OJK Telah Tindak 70 Perusahaan Sektor PVML
JAKARTA, Investortrust.id - Selama bulan September 2023, Otoritas Jasa Keuangan (OJK) telah mengenakan sanksi administratif kepada 36 perusahaan pembiayaan, 20 Perusahaan Modal Ventura (PMV), dan 14 penyelenggara fintech p2p lending atas pelanggaran yang dilakukan terhadap POJK yang berlaku atau tindak lanjut pemeriksaan langsung.
Disampaikan Kepala Eksekutif Pengawas Lembaga Pembiayaan, Perusahaan Modal Ventura, Lembaga Keuangan Mikro dan Lembaga Jasa Keuangan Lainnya (PVML) Agusman dalam Konferensi Pers Asesmen Sektor Jasa Keuangan & Kebijakan OJK Hasil RDK Bulanan September 2023yang digelar secara daring, Senin (9/10/2023), pada perusahaan pembiayaan dan modal ventura telah dikenakan sanksi administratif berupa penghentian kegiatan usaha (PKU), sebanyak23 perusahaan dikenakan sanksi denda, 43 sanksi peringatan atau teguran tertulis, dan 6 surat pembinaan.
Baca Juga
“Di fintech peer to peer lending, sebanyak 22 perusahaan dikenakan sanksi peringatan tertulis dan 1 peringatan tertulis dan denda,” kata Agusman.

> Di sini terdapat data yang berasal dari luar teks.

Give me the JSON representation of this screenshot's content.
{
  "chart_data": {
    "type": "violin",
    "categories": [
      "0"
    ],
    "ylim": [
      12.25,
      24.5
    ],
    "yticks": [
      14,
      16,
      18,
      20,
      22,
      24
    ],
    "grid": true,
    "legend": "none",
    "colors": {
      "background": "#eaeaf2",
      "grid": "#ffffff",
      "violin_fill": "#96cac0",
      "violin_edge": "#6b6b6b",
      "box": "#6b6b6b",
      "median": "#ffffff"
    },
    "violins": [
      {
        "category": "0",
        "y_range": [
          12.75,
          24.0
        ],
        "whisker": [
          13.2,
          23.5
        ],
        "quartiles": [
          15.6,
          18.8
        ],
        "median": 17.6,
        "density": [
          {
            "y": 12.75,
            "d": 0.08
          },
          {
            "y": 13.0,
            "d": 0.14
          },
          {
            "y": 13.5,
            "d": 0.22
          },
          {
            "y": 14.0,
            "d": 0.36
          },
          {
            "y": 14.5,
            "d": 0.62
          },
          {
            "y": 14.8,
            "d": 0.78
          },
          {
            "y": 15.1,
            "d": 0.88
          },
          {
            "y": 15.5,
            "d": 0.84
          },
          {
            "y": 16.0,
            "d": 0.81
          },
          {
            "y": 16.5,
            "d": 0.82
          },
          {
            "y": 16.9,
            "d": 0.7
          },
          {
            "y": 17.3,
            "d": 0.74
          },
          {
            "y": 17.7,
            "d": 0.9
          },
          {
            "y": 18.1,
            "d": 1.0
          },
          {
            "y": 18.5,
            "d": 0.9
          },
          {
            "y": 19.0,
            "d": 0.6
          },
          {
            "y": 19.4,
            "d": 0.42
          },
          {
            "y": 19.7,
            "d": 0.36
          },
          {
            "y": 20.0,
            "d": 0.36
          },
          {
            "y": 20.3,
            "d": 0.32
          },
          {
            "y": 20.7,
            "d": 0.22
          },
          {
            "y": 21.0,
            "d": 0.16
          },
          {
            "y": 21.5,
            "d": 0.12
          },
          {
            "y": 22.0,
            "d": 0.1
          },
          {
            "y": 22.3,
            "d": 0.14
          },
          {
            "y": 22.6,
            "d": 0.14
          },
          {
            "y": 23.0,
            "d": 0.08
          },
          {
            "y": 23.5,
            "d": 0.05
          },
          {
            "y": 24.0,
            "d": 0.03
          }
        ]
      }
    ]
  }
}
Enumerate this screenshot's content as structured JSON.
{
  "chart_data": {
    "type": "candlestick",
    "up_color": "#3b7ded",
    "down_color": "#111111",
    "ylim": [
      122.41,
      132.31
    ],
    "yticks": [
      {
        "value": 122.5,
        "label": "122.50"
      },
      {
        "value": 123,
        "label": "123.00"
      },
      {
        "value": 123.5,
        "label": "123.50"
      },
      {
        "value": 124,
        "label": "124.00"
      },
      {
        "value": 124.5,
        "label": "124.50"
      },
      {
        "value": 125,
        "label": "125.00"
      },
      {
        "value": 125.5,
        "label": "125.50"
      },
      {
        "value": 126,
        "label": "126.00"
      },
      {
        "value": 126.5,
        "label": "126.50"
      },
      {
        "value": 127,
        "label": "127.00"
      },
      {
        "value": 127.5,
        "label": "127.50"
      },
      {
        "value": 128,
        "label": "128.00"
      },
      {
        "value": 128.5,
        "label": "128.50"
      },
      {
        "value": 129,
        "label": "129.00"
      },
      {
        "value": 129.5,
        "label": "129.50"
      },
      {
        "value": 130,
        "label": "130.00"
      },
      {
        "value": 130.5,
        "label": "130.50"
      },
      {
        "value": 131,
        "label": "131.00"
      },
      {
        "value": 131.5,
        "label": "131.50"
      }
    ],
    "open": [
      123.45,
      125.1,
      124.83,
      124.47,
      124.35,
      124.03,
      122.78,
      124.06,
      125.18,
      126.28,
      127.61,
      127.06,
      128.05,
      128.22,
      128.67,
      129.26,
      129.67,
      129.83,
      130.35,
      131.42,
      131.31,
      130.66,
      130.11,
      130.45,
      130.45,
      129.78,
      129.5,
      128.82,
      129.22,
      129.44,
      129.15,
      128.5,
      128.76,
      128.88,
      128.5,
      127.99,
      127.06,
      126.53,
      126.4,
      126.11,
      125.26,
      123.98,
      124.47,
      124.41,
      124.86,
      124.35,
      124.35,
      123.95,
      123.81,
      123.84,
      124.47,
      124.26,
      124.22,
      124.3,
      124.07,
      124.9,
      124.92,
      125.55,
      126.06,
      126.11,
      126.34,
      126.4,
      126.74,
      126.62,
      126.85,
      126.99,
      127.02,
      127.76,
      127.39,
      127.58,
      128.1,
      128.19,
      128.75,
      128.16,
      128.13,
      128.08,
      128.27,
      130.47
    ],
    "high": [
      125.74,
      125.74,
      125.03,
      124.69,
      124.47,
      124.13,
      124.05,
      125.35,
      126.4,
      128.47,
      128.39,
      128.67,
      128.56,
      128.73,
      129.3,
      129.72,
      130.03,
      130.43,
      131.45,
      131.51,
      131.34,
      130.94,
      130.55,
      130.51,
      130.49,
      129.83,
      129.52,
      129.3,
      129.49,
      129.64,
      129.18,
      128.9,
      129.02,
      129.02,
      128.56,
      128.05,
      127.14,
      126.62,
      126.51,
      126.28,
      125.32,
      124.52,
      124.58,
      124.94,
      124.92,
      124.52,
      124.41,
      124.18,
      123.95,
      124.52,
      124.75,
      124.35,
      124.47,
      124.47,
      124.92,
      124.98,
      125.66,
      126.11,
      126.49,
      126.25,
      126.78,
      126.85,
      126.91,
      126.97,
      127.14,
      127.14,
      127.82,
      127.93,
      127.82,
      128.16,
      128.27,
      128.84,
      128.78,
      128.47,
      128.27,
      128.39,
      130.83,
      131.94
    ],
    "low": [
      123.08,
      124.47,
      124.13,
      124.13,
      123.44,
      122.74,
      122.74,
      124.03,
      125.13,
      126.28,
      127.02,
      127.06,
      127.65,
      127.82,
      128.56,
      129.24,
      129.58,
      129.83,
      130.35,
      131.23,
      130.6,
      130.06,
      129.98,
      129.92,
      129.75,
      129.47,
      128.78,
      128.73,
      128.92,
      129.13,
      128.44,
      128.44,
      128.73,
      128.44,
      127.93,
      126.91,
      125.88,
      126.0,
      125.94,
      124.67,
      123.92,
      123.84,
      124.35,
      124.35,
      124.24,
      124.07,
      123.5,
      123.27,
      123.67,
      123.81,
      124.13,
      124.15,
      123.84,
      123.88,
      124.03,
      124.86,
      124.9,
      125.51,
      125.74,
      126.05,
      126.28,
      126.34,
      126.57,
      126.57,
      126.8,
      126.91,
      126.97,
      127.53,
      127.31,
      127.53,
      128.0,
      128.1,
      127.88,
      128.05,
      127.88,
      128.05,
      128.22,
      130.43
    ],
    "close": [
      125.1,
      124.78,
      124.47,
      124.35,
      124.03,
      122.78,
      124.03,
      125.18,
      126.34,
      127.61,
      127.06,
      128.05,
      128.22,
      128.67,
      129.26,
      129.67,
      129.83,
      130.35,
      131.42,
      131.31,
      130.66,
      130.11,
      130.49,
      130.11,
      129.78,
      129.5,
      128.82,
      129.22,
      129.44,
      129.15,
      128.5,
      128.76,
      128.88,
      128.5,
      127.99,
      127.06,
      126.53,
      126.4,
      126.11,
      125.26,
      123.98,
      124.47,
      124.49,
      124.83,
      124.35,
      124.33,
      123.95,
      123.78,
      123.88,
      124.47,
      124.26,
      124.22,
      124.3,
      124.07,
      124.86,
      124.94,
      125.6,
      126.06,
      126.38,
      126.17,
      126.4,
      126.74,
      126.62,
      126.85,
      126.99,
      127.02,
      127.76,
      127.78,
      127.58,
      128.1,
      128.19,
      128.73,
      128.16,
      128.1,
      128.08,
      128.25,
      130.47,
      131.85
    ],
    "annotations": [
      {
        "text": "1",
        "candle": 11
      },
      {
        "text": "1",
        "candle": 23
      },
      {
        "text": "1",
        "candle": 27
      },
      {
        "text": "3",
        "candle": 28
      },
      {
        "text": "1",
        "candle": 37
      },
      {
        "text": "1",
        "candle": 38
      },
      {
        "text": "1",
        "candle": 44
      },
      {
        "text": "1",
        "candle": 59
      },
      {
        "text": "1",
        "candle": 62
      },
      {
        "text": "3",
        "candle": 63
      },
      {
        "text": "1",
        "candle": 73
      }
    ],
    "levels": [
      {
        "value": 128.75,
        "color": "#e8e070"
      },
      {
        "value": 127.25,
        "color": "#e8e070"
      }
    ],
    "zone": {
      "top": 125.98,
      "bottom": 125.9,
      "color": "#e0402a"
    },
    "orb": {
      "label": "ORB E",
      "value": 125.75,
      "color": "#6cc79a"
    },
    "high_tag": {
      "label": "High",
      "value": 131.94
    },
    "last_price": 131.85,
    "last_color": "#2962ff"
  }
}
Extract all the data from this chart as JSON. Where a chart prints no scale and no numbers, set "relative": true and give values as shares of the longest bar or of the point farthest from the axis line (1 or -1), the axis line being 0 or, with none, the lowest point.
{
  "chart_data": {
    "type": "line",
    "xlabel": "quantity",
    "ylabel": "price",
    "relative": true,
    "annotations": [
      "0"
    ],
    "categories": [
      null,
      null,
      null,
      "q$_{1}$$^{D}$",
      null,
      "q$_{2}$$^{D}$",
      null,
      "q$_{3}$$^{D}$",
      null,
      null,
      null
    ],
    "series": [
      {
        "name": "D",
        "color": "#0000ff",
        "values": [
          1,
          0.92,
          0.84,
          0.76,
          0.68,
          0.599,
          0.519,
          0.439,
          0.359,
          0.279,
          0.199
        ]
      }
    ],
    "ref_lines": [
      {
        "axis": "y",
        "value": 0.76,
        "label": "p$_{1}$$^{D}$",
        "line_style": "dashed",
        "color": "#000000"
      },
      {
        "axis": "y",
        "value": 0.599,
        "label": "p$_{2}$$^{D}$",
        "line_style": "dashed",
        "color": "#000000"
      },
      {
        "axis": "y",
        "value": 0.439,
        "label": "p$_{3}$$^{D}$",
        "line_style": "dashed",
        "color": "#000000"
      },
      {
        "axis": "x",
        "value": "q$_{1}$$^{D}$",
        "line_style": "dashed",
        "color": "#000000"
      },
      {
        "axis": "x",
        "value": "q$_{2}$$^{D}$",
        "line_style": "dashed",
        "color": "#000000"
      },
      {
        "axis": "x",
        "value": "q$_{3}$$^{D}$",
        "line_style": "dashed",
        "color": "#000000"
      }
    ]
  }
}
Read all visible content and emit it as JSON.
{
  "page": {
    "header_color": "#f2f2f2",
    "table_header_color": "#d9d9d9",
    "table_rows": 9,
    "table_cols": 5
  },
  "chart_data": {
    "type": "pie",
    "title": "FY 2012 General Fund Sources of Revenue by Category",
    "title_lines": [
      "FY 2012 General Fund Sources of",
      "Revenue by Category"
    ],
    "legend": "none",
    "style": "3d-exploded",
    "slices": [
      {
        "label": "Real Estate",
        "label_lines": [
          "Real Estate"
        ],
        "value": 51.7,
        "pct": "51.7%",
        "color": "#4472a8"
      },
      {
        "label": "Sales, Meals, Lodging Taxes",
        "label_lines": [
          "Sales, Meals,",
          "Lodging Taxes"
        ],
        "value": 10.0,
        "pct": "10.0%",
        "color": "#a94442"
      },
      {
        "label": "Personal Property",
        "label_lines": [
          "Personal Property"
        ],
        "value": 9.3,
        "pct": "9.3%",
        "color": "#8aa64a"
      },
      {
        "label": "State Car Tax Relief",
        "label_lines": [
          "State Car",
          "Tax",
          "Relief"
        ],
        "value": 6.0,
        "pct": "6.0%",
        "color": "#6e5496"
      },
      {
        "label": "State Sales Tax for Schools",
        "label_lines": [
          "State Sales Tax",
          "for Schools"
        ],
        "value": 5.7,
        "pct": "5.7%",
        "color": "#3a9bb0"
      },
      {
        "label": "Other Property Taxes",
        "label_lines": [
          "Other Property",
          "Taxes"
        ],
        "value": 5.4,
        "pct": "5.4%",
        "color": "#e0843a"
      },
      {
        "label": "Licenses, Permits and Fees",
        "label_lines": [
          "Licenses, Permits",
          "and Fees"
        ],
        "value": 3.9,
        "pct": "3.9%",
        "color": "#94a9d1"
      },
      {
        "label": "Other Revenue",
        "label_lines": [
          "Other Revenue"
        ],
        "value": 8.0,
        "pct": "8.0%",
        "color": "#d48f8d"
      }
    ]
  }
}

Terkait dugaan penagihan pinjaman tidak sesuai ketentuan yang dilakukan oleh salah satu platform penyelenggara fintech P2P lending yaitu PT Pembiayaan Digital Indonesia (AdaKami), OJK telah memanggil penyelenggara dimaksud dan memerintahkan AdaKami untuk segera melakukan investigasi mendalam dan mengidentifikasi informasi terkait korban bunuh diri dan menyediakan hotline untuk menerima pengaduan dari masyarakat terkait dengan identitas korban.
OJK juga telah memerintahkan Asosiasi Fintech Pendanaan Bersama Indonesia (AFPI) untuk menelaah kesesuaian pengenaan bunga dan biaya administrasi yang dikenakan Adakami dengan Code of Conduct AFPI.
Baca Juga
“Berikutnya OJK meminta kepada Adakami untuk melaporkan seluruh hasil investigasi dan tindak lanjut yang dilakukan oleh Adakami dalam rangka penyelesaian kasus ini. OJK akan bertindak tegas jika dari hasil pemeriksaan menemukan adanya pelanggaran yang dilakukan Adakami,” tegas Agusman.
“OJK telah mengenakan sanksi berupa surat peringatan kepada Adakami atas pelanggaran yang dilakukan berkenaan dengan penagihan yang tidak beretika,” imbuhnya.